Told through the eyes of 11-year-old “Laney,” the book has been on Elaine’s “To Do Today” list for decades. She hopes to send it to a publisher in April. (Won’t that be satisfying to finally run a line through it?)

In a chapter entitled, “California Dreaming,” Laney describes the grueling five-day 1944 Greyhound Bus trip from Rhode Island to Santa Monica. Her mother and four siblings were reuniting with Elaine’s father waiting for them in Los Angeles.

An artist, Eric Jones had gotten a job at the Hippodrome on the Santa Monica Pier which housed the famed carousel. Among Eric’s duties was painting the hand-crafted wooden horses on the merry-go-round and all the scenes and decorations on the walls.

In the wartime era, jobs and especially housing were in short supply. So it was that Elaine and her family lived in a three-room apartment above the merry-go-round from 1944 to 1951. (There were seven apartments above the carousel but in 1974 an arson fire to the building forced evacuation and closure.)

Laney describes her breathtaking first view of the merry-go-round.

“Some of the horses with their brightly colored saddles, were solid white with flecks of gold and silver shining in their manes; others were glossy black stallions, mottled grays, chestnuts, palominos and spotted black and white ponies. And in the middle of each saddle was a gleaming brass pole. Glowing electric lights and shiny mirrors circled the wooden animals like a gigantic jeweled crown.”

For Laney and her siblings growing up at the beach made for a childhood filled with adventures. But the apartment was tiny and the music from the carousel’s Wurlitzer could be tedious to say the least. Then again, it was a good excuse for the kids to play outside on the sand or on the pier or at Muscle Beach.

While it was paradise for the kids it presented many challenges for Elaine’s mother. (Both of Elaine’s parents were British-born.) But, ever resourceful, she made it work with the help of new furniture.

As Laney recounts, “Bunk beds filled the bedroom with the fresh smell of new wood. Mom had ordered bedspreads from the Sears and Roebucks catalog. They were made of white chenille and embroidered with navy blue sailboats and red sea shells. We were beginning to feel at home. Home, sweet, merry-go-round home.”

Another problem was getting to the clothesline on the roof of the Hippodrome required climbing two flights of stairs and going through a neighbor’s apartment. Mrs. Carlton enjoyed the company but Elaine’s mother didn’t like imposing. But Laney’s father came up with a solution.

“My dad cut a nice square hole in the alcove ceiling, finished the edges and made a neat and tight cover for it. Then he bought a ladder that went up to the ceiling to reach the opening. It made wash day a whole lot easier for mom.”

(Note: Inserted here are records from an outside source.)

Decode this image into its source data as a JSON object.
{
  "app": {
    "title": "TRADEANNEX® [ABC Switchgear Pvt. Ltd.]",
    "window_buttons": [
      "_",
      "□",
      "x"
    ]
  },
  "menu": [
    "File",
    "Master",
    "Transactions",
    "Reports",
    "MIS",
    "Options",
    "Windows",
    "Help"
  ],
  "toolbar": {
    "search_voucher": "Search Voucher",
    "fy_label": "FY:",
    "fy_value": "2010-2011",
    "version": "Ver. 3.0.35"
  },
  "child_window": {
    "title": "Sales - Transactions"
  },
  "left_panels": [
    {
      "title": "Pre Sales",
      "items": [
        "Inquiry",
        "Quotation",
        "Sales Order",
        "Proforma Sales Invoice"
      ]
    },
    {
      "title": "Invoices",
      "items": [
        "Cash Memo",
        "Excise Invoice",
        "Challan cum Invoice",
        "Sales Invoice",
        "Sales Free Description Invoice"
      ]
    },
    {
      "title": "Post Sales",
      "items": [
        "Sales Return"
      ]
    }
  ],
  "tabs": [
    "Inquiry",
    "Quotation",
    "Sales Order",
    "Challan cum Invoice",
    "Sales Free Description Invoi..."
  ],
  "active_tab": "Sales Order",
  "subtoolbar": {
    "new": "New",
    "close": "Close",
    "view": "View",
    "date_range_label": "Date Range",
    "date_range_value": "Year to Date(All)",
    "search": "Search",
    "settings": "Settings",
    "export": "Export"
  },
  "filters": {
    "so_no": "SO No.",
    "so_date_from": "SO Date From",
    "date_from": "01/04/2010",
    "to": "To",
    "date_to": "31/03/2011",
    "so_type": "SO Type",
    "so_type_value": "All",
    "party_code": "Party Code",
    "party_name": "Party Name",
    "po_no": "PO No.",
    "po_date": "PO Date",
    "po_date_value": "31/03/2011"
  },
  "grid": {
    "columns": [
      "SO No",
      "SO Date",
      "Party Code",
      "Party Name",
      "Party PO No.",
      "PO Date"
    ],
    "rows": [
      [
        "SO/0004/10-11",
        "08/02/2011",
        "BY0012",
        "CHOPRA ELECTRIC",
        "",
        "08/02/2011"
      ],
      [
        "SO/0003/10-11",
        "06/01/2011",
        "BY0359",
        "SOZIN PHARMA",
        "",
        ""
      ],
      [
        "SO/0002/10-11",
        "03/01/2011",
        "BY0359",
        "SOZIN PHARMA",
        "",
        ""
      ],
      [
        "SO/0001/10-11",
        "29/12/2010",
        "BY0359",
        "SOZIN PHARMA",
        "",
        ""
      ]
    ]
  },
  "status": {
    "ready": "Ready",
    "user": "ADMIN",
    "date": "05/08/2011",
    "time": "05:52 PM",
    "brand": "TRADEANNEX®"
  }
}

But pre-teen Laney, who had lived on the East Coast and felt different enough, wanted more than anything just to fit in with the “California kids” at Madison Elementary. So, as many children have secrets growing up, living above the merry-go-round was Laney’s. And perhaps not completely unfounded.

With its four turrets on the corners and its huge cone-shaped dome on the roof, the Hippodrome presented a castle-like appearance. But, built in 1916, by the ‘40s it was shabby and rundown. As kids in school are prone to do, Laney feared she would be made fun of by her classmates.

But, for the most part, Laney flourished. In fact, as a teenager, she occasionally modeled and once was featured on the front page of the “Evening Outlook,” Santa Monica’s newspaper. (Long before the Daily Press.) At Samohi she enjoyed being a member of the prestigious Song Leader squad.

Over the course of the book Laney goes from a young girl to a young woman. In 20 chapters, enhanced by a dozen vintage photos, “All the Painted Ponies” is a poignant and nostalgic look back on small town Santa Monica that I barely recognize but would have loved to live in. And so endearing are the stories, by the book’s end, the reader almost feels a part of the Jones’ family.

Hopefully “Painted Ponies” will be published soon and I can officially review it. And of course, then Elaine can officially cross it off her “To Do” list.